Una mostra-denuncia
I volti della follia: prima di Basaglia venne la matita di Roberto Sambonet
L’artista visitò tra il 1951 e il ‘52 l’ospedale brasiliano che ispirò la riforma del celebre medico. In 70 studi e 40 disegni testimoniò il disagio mentale
di Virginia Piccolillo
All’inizio fu un tratto di matita. Quei volti alienati. Silenti. Storditi. Disperati o giulivi, ma sempre altrove. A tratteggiare con quelle linee scarne, essenziali, semplici quanto profonde, gli internati di un manicomio giudiziario, prima e in modo più efficace di tanti reportage, fu un artista più conosciuto come eccellenza del design: Roberto Sambonet. Il suo viaggio nell’orrore nei reparti dell’ospedale di Juqueri, a cinquanta chilometri da San Paolo in Brasile, tra il ’51 e il ’52, cristallizzato in 70 studi e 40 disegni smosse le coscienze e preparò il terreno per il lavoro di Franco Basaglia, che quello stesso manicomio visitò, e mirato a far sì che non esistessero più «ergastoli bianchi». Ma così non è.
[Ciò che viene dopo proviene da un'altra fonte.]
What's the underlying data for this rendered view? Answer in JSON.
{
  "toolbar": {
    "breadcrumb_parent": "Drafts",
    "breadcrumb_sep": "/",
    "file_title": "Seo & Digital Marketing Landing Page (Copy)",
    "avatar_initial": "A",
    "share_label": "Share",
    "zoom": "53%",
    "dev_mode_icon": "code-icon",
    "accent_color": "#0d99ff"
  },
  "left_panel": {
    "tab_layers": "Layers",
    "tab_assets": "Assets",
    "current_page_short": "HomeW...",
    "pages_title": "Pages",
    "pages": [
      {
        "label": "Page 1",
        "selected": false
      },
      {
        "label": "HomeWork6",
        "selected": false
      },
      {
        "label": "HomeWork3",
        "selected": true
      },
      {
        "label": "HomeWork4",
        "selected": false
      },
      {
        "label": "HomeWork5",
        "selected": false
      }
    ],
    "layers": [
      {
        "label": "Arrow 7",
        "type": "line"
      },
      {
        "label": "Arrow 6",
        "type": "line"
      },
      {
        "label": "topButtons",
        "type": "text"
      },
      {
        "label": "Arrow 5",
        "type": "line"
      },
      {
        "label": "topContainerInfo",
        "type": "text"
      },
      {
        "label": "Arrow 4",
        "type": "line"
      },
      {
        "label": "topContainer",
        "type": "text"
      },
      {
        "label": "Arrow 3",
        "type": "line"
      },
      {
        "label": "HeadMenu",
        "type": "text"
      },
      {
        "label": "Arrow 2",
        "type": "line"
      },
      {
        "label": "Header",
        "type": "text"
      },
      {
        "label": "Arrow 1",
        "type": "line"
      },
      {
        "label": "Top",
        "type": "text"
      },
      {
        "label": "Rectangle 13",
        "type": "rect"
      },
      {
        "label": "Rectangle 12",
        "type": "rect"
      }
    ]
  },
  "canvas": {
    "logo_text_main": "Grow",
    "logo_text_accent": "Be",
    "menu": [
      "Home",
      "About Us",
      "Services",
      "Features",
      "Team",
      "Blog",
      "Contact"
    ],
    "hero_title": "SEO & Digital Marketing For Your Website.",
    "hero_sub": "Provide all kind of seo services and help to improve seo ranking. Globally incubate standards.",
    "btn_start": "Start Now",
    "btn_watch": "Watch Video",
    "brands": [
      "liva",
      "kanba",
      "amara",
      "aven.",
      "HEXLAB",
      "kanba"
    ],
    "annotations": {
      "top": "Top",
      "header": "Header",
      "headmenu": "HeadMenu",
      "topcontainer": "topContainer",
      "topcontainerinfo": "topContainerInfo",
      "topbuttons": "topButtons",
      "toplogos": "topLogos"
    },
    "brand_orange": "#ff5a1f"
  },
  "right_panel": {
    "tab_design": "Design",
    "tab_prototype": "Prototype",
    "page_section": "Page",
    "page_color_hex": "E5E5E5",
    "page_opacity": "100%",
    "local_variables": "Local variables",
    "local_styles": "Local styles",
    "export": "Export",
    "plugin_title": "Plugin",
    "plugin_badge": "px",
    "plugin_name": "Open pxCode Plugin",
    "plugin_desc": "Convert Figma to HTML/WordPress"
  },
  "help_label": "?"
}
In Italia sono ancora 906 gli internati negli Ospedali Psichiatrici Giudiziari. La legge che ne stabiliva la chiusura è stata via via prorogata. Ultima scadenza il 31 marzo 2015. Per far si che venga rispettata, la «Società della ragione onlus» che sensibilizza sui temi del carcere e dei diritti umani e sociali, ha organizzato una mostra-denuncia, curata da Ivan Novelli e Franco Corleone, basata proprio su quei disegni che Sambonet accostò poi, in un volume dal titolo Della pazzia, a scritti di autori che avevano affrontato questo tema: da Voltaire a Edgar Allan Poe, da Friedrich Nietzsche a William Shakespeare.
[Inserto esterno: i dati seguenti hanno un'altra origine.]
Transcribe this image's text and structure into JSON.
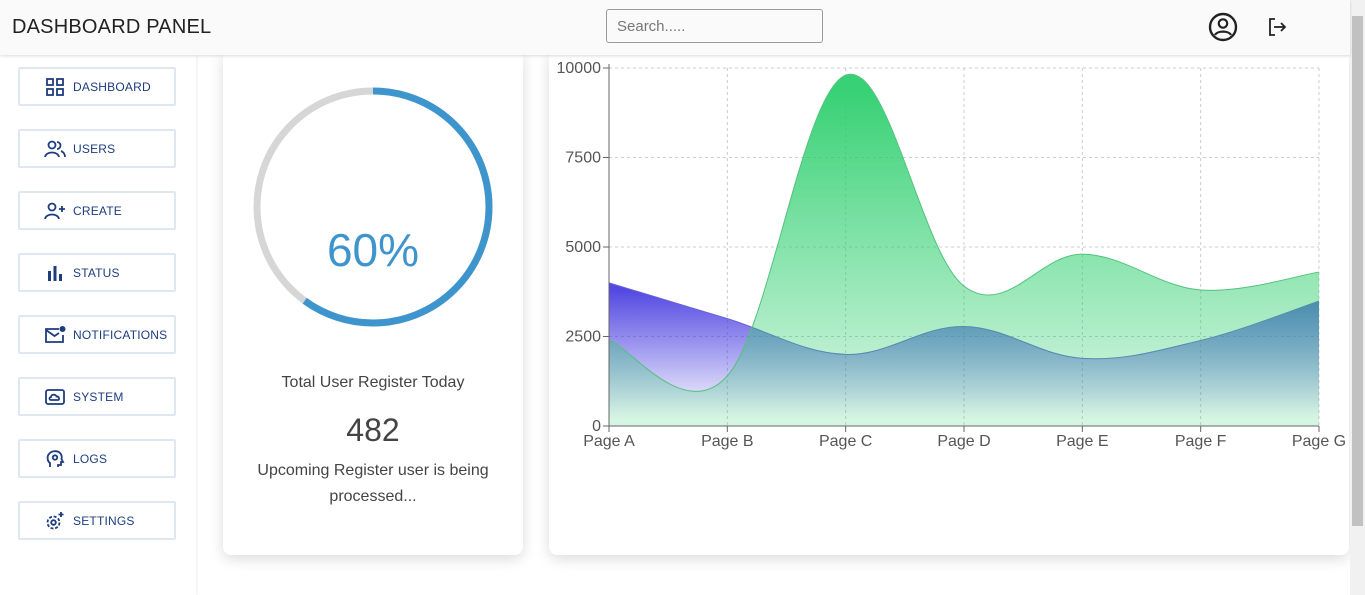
{
  "header": {
    "brand": "DASHBOARD PANEL",
    "search_placeholder": "Search.....",
    "profile_icon": "user-circle-icon",
    "logout_icon": "logout-icon"
  },
  "sidebar": {
    "items": [
      {
        "label": "DASHBOARD",
        "icon": "grid-icon"
      },
      {
        "label": "USERS",
        "icon": "users-icon"
      },
      {
        "label": "CREATE",
        "icon": "user-add-icon"
      },
      {
        "label": "STATUS",
        "icon": "bar-chart-icon"
      },
      {
        "label": "NOTIFICATIONS",
        "icon": "mail-badge-icon"
      },
      {
        "label": "SYSTEM",
        "icon": "cloud-box-icon"
      },
      {
        "label": "LOGS",
        "icon": "brain-icon"
      },
      {
        "label": "SETTINGS",
        "icon": "gear-icon"
      }
    ]
  },
  "progress_card": {
    "percent_text": "60%",
    "progress": 0.6,
    "title": "Total User Register Today",
    "count": "482",
    "note": "Upcoming Register user is being processed..."
  },
  "colors": {
    "accent": "#3e95cd",
    "sidebar_text": "#1d3d7e",
    "series_green": "#3ddc84",
    "series_blue": "#5b4fe0"
  },
  "chart_data": {
    "type": "area",
    "categories": [
      "Page A",
      "Page B",
      "Page C",
      "Page D",
      "Page E",
      "Page F",
      "Page G"
    ],
    "series": [
      {
        "values": [
          4000,
          3000,
          2000,
          2780,
          1890,
          2390,
          3490
        ]
      },
      {
        "values": [
          2400,
          1398,
          9800,
          3908,
          4800,
          3800,
          4300
        ]
      }
    ],
    "yticks": [
      0,
      2500,
      5000,
      7500,
      10000
    ],
    "ylim": [
      0,
      10000
    ],
    "grid": true
  }
}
La mostra si aprirà martedì 7 ottobre a Milano alla Fabbrica del Vapore. È lo stesso curatore Ivan Novelli a sottolinearne l’importanza sociale: «Sono ancora sei gli ospedali psichiatrici giudiziari aperti in Italia. Lo stesso presidente della Repubblica, Giorgio Napolitano, nel messaggio di fine anno di dicembre 2012, li aveva definiti “luoghi orrendi, non degni di un Paese civile”. Sono tre anni che si proroga la scadenza. Ci aspettiamo che le Regioni si attrezzino affinché quella del 31 marzo 2015 sia finalmente rispettata». «Il nodo della psichiatria — aggiunge Franco Corleone — non si è risolto con la chiusura dei manicomi. Basti pensare al destino da sepolti vivi di chi è ricoverato nelle strutture private assolutamente incontrollate e nei reparti di diagnosi e cura, dove spesso regna la contenzione abusiva».
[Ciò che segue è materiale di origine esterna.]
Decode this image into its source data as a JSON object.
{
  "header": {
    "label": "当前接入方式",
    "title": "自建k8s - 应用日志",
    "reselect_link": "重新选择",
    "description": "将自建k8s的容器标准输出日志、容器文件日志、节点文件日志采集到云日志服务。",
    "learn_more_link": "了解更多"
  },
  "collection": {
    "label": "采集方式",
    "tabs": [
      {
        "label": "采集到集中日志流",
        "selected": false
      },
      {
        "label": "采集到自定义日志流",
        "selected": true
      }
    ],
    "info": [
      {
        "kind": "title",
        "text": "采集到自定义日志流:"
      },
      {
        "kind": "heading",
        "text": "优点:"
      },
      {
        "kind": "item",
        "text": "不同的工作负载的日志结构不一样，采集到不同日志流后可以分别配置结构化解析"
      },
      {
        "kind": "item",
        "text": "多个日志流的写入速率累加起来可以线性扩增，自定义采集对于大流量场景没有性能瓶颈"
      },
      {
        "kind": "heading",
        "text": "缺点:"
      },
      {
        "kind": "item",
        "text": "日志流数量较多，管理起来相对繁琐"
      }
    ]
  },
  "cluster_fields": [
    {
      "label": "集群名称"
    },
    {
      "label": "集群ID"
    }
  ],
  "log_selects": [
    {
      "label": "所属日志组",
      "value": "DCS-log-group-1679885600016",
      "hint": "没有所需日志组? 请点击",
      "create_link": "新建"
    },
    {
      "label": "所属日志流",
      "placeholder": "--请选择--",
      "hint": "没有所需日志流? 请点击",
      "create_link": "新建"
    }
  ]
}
Ma quei ritratti a matita o a china non sono solo una straordinaria ricognizione emotiva sul disagio mentale. Ma opere intense che segnano la maturazione artistica di Sambonet. Nato a Vercelli nel 1924, si formò all’Accademia di Brera e partecipò attivamente alle avanguardie milanesi che si riunivano al bar Giamaica. Affascinato dal linguaggio moderno, segnato da Guernica di Picasso, venne spinto proprio dalla ricerca di qualcosa di diverso a trasferirsi in Brasile, dove scoprì quella essenzialità di tratto che sarà il segreto del suo successo come designer. Dopo la tappa milanese, la mostra sarà a Firenze, al Teatro Chille de la balanza, San Salvi Città Aperta, dal 2 al 18 dicembre, per chiudere poi a Roma, al Museo in Trastevere, dal 24 marzo al 3 maggio.